Brazil preparing for possible mass influx of Venezuelan refugees


Members of the indigenous Warao people from the Orinoco Delta in eastern Venezuela, are seen in a house shared by the group in Manaus, Brazil, May 17, 2017.

Brazil is concerned about growing numbers of refugees spilling over its border from Venezuela and is creating a plan to deal with a possible mass influx if the crisis in Venezuela worsens, Brazilian Defense Minister Raul Jungmann said on Wednesday.

“Evidently we are worried and our biggest concern is the humanitarian situation,” Jungmann told reporters. “We need to have a contingency plan in place to handle this if things get worse.”

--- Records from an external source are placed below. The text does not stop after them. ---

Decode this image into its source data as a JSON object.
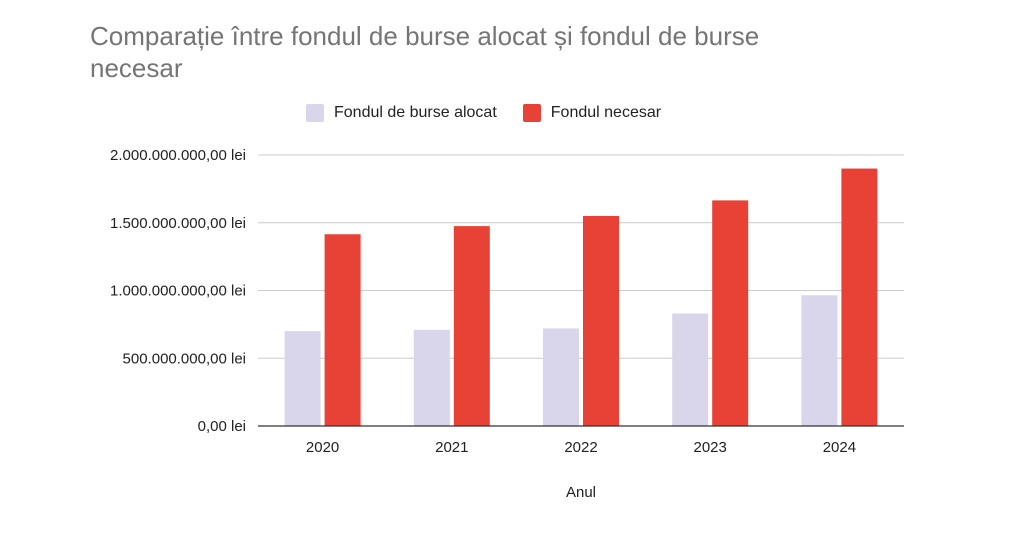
{
  "chart_data": {
    "type": "bar",
    "title": "Comparație între fondul de burse alocat și fondul de burse necesar",
    "xlabel": "Anul",
    "ylabel": "",
    "categories": [
      "2020",
      "2021",
      "2022",
      "2023",
      "2024"
    ],
    "series": [
      {
        "name": "Fondul de burse alocat",
        "color": "#d9d5ea",
        "values": [
          700000000,
          710000000,
          720000000,
          830000000,
          965000000
        ]
      },
      {
        "name": "Fondul necesar",
        "color": "#e84135",
        "values": [
          1415000000,
          1475000000,
          1550000000,
          1665000000,
          1900000000
        ]
      }
    ],
    "ylim": [
      0,
      2000000000
    ],
    "yticks": [
      0,
      500000000,
      1000000000,
      1500000000,
      2000000000
    ],
    "ytick_labels": [
      "0,00 lei",
      "500.000.000,00 lei",
      "1.000.000.000,00 lei",
      "1.500.000.000,00 lei",
      "2.000.000.000,00 lei"
    ],
    "grid": true,
    "legend_position": "top"
  }
}
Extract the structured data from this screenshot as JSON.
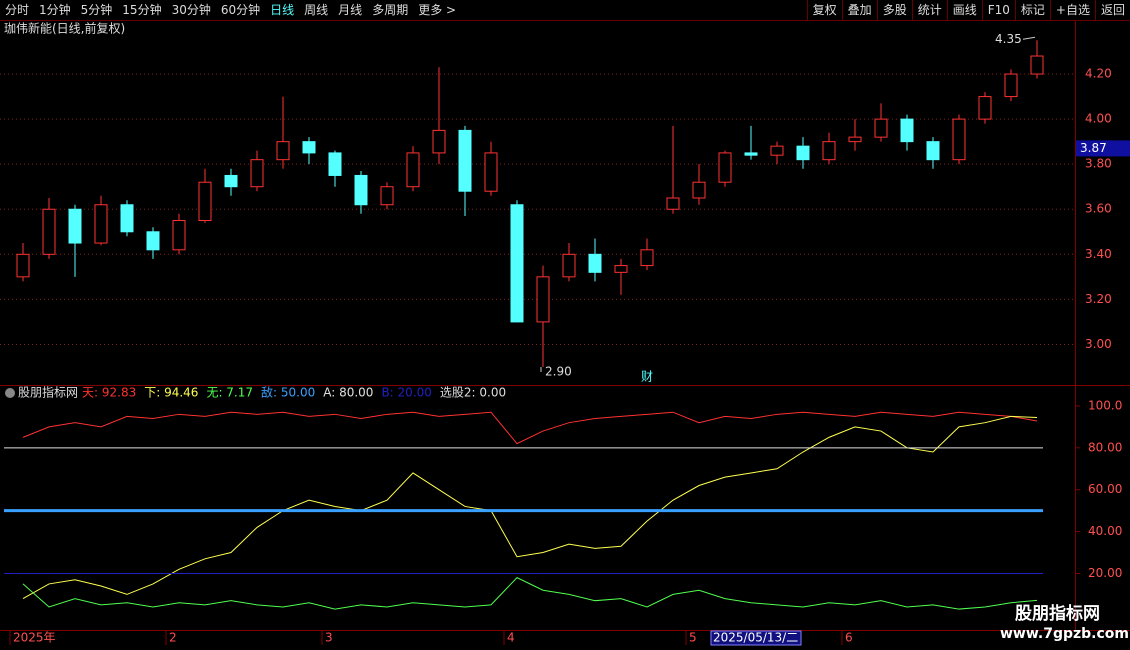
{
  "toolbar": {
    "left": [
      "分时",
      "1分钟",
      "5分钟",
      "15分钟",
      "30分钟",
      "60分钟",
      "日线",
      "周线",
      "月线",
      "多周期",
      "更多 >"
    ],
    "active": 6,
    "right": [
      "复权",
      "叠加",
      "多股",
      "统计",
      "画线",
      "F10",
      "标记",
      "+自选",
      "返回"
    ]
  },
  "watermark": {
    "title": "股朋指标网",
    "url": "www.7gpzb.com"
  },
  "chart_data": [
    {
      "type": "candlestick",
      "title": "珈伟新能(日线,前复权)",
      "categories": [
        "2025年",
        null,
        null,
        null,
        null,
        null,
        "2",
        null,
        null,
        null,
        null,
        null,
        "3",
        null,
        null,
        null,
        null,
        null,
        null,
        "4",
        null,
        null,
        null,
        null,
        null,
        null,
        "5",
        null,
        null,
        null,
        null,
        null,
        "6",
        null,
        null,
        null,
        null,
        null,
        null,
        null
      ],
      "open": [
        3.3,
        3.4,
        3.6,
        3.45,
        3.62,
        3.5,
        3.42,
        3.55,
        3.75,
        3.7,
        3.82,
        3.9,
        3.85,
        3.75,
        3.62,
        3.7,
        3.85,
        3.95,
        3.68,
        3.62,
        3.1,
        3.3,
        3.4,
        3.32,
        3.35,
        3.6,
        3.65,
        3.72,
        3.85,
        3.84,
        3.88,
        3.82,
        3.9,
        3.92,
        4.0,
        3.9,
        3.82,
        4.0,
        4.1,
        4.2
      ],
      "high": [
        3.45,
        3.65,
        3.62,
        3.66,
        3.64,
        3.52,
        3.58,
        3.78,
        3.78,
        3.86,
        4.1,
        3.92,
        3.86,
        3.77,
        3.72,
        3.88,
        4.23,
        3.97,
        3.9,
        3.64,
        3.35,
        3.45,
        3.47,
        3.38,
        3.47,
        3.97,
        3.8,
        3.86,
        3.97,
        3.9,
        3.92,
        3.94,
        4.0,
        4.07,
        4.02,
        3.92,
        4.02,
        4.12,
        4.22,
        4.35
      ],
      "low": [
        3.28,
        3.38,
        3.3,
        3.44,
        3.48,
        3.38,
        3.4,
        3.54,
        3.66,
        3.68,
        3.78,
        3.8,
        3.7,
        3.58,
        3.6,
        3.68,
        3.8,
        3.57,
        3.66,
        3.1,
        2.9,
        3.28,
        3.28,
        3.22,
        3.33,
        3.58,
        3.62,
        3.7,
        3.82,
        3.8,
        3.78,
        3.8,
        3.86,
        3.9,
        3.86,
        3.78,
        3.8,
        3.98,
        4.08,
        4.18
      ],
      "close": [
        3.4,
        3.6,
        3.45,
        3.62,
        3.5,
        3.42,
        3.55,
        3.72,
        3.7,
        3.82,
        3.9,
        3.85,
        3.75,
        3.62,
        3.7,
        3.85,
        3.95,
        3.68,
        3.85,
        3.1,
        3.3,
        3.4,
        3.32,
        3.35,
        3.42,
        3.65,
        3.72,
        3.85,
        3.84,
        3.88,
        3.82,
        3.9,
        3.92,
        4.0,
        3.9,
        3.82,
        4.0,
        4.1,
        4.2,
        4.28
      ],
      "up_color": "#ff3232",
      "down_color": "#54ffff",
      "ylim": [
        2.82,
        4.36
      ],
      "yticks": [
        {
          "value": 3.0,
          "label": "3.00"
        },
        {
          "value": 3.2,
          "label": "3.20"
        },
        {
          "value": 3.4,
          "label": "3.40"
        },
        {
          "value": 3.6,
          "label": "3.60"
        },
        {
          "value": 3.8,
          "label": "3.80"
        },
        {
          "value": 4.0,
          "label": "4.00"
        },
        {
          "value": 4.2,
          "label": "4.20"
        }
      ],
      "grid": true,
      "annotations": [
        {
          "text": "4.35",
          "value": 4.35,
          "index": 39
        },
        {
          "text": "2.90",
          "value": 2.9,
          "index": 20
        },
        {
          "text": "财",
          "index": 24
        }
      ],
      "current_price": {
        "value": 3.87,
        "label": "3.87"
      },
      "cursor_label": {
        "index": 28,
        "text": "2025/05/13/二"
      }
    },
    {
      "type": "line",
      "title": "股朋指标网",
      "series": [
        {
          "name": "天: 92.83",
          "color": "#ff3232",
          "values": [
            85,
            90,
            92,
            90,
            95,
            94,
            96,
            95,
            97,
            96,
            97,
            95,
            96,
            94,
            96,
            97,
            95,
            96,
            97,
            82,
            88,
            92,
            94,
            95,
            96,
            97,
            92,
            95,
            94,
            96,
            97,
            96,
            95,
            97,
            96,
            95,
            97,
            96,
            95,
            92.83
          ]
        },
        {
          "name": "下: 94.46",
          "color": "#ffff50",
          "values": [
            8,
            15,
            17,
            14,
            10,
            15,
            22,
            27,
            30,
            42,
            50,
            55,
            52,
            50,
            55,
            68,
            60,
            52,
            50,
            28,
            30,
            34,
            32,
            33,
            45,
            55,
            62,
            66,
            68,
            70,
            78,
            85,
            90,
            88,
            80,
            78,
            90,
            92,
            95,
            94.46
          ]
        },
        {
          "name": "无: 7.17",
          "color": "#50ff50",
          "values": [
            15,
            4,
            8,
            5,
            6,
            4,
            6,
            5,
            7,
            5,
            4,
            6,
            3,
            5,
            4,
            6,
            5,
            4,
            5,
            18,
            12,
            10,
            7,
            8,
            4,
            10,
            12,
            8,
            6,
            5,
            4,
            6,
            5,
            7,
            4,
            5,
            3,
            4,
            6,
            7.17
          ]
        }
      ],
      "reference_lines": [
        {
          "name": "敌: 50.00",
          "value": 50,
          "color": "#3aa0ff"
        },
        {
          "name": "A: 80.00",
          "value": 80,
          "color": "#e0e0e0"
        },
        {
          "name": "B: 20.00",
          "value": 20,
          "color": "#2020c0"
        }
      ],
      "extra_label": "选股2: 0.00",
      "ylim": [
        -7,
        110
      ],
      "yticks": [
        {
          "value": 20,
          "label": "20.00"
        },
        {
          "value": 40,
          "label": "40.00"
        },
        {
          "value": 60,
          "label": "60.00"
        },
        {
          "value": 80,
          "label": "80.00"
        },
        {
          "value": 100,
          "label": "100.0"
        }
      ]
    }
  ]
}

More than 6,000 Venezuelans cross the border every day looking to buy food and medicine, and most go back but others stay and look for work, the minister said.

Last month, Brazilians were shocked by the sight of indigenous women and children from Venezuela begging in the streets of Manaus, the biggest city in Brazil’s Amazon region.

The government of the border state of Roraima has said that 30,000 refugees have arrived since Venezuela’s political and economic crisis became acute last year. Federal police have put the number of refugees in Roraima’s capital Boa Vista at over 15,000 people.

Roraima state Senator Telmario Mota told Reuters that Venezuelans seeking employment were being exploited in Boa Vista and young Venezuelan women had been forced into prostitution.

The number of refugees in Boa Vista who requested to stay in Brazil rose to 3,000 in the first three months of this year from 2,230 last year, with some 5,000 waiting to be attended, according to Brazilian authorities. A United Nations High Commission for Refugees mission visited Boa Vista this week to assess the situation.

“We are here to familiarize ourselves with the situation, see the local response capability and help prepare to receive an influx of people if that were needed,” a UNHCR spokesman said.